Este texto inicia um estudo
comparativo de alguns mudrás nos
textos clássicos do Hatha Yoga, Hatha Yoga Pradípiká, Gheranda Samhitá e
Shiva Samhitá, com o objectivo de dar a conhecer parte daqueles textos bem
como familiarizar o praticante com a linguagem dos shástras.

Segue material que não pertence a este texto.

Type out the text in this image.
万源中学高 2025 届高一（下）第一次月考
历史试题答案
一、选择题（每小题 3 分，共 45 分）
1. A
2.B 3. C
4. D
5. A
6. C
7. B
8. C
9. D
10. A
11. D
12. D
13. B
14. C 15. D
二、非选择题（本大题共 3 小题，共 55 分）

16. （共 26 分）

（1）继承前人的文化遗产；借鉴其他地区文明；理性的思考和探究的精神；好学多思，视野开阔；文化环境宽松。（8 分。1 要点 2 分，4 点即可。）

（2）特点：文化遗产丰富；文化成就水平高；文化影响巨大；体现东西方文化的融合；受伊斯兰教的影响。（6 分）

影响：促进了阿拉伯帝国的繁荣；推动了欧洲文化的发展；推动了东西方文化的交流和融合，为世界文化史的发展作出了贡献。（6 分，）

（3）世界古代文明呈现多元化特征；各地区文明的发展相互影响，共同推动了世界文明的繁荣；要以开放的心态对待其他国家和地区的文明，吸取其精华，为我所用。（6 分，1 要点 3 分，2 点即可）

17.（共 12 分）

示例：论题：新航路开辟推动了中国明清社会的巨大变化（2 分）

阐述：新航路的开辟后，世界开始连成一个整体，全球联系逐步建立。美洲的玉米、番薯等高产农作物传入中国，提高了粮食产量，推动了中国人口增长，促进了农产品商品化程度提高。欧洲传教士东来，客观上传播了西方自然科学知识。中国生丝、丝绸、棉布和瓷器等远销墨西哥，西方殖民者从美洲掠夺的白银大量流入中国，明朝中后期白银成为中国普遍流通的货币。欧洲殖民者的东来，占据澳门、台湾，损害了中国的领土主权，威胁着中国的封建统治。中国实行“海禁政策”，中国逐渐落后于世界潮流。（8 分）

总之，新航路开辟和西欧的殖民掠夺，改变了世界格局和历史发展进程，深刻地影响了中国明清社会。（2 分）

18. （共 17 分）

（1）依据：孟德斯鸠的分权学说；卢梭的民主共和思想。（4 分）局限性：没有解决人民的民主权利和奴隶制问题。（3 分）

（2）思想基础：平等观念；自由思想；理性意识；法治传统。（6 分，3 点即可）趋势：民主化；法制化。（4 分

Os mudrás do Hatha Yoga são
um tema nem sempre bem compreendido. Alguns julgam-nos apenas gestos das mãos,
os chamados hasta mudrás. No entanto,
existem outros, técnicas específicas que são feitas com o corpo. Não são ásanas, não são hasta mudrás, não são pránáyámas,
não são exercícios de concentração ou de visualização, mas uma combinação de
todas essas técnicas ou de parte delas.
Certo é que são técnicas
avançadas que apenas devem ser executadas uma vez dominados, com algum
conforto, ásanas, pránáyámas, drishtis e
bandhas. A indicação dos mudrás nos textos a que faremos
referência aparecem sempre depois das instruções sobre ásana e, com excepção da Gheranda
Samhitá, também depois do pránáyáma.
Segundo Satyananda "mudrás
são um combinação de movimentos físicos subtis que alteram a disposição, atitude
e percepção, e que aprofundam a atenção e concentração"[1]. Mas,
mais importante do que isso, são técnicas apontadas pelos Shástras como importantes para o despertar da Kundaliní. Vejamos a Hatha
Yoga Pradípiká:
"Assim, deve-se praticar com
empenho os diversos mudrás a fim de
despertar a poderosa deusa kundaliní que
dorme fechando a porta de acesso ao Absoluto (sushumná nádí).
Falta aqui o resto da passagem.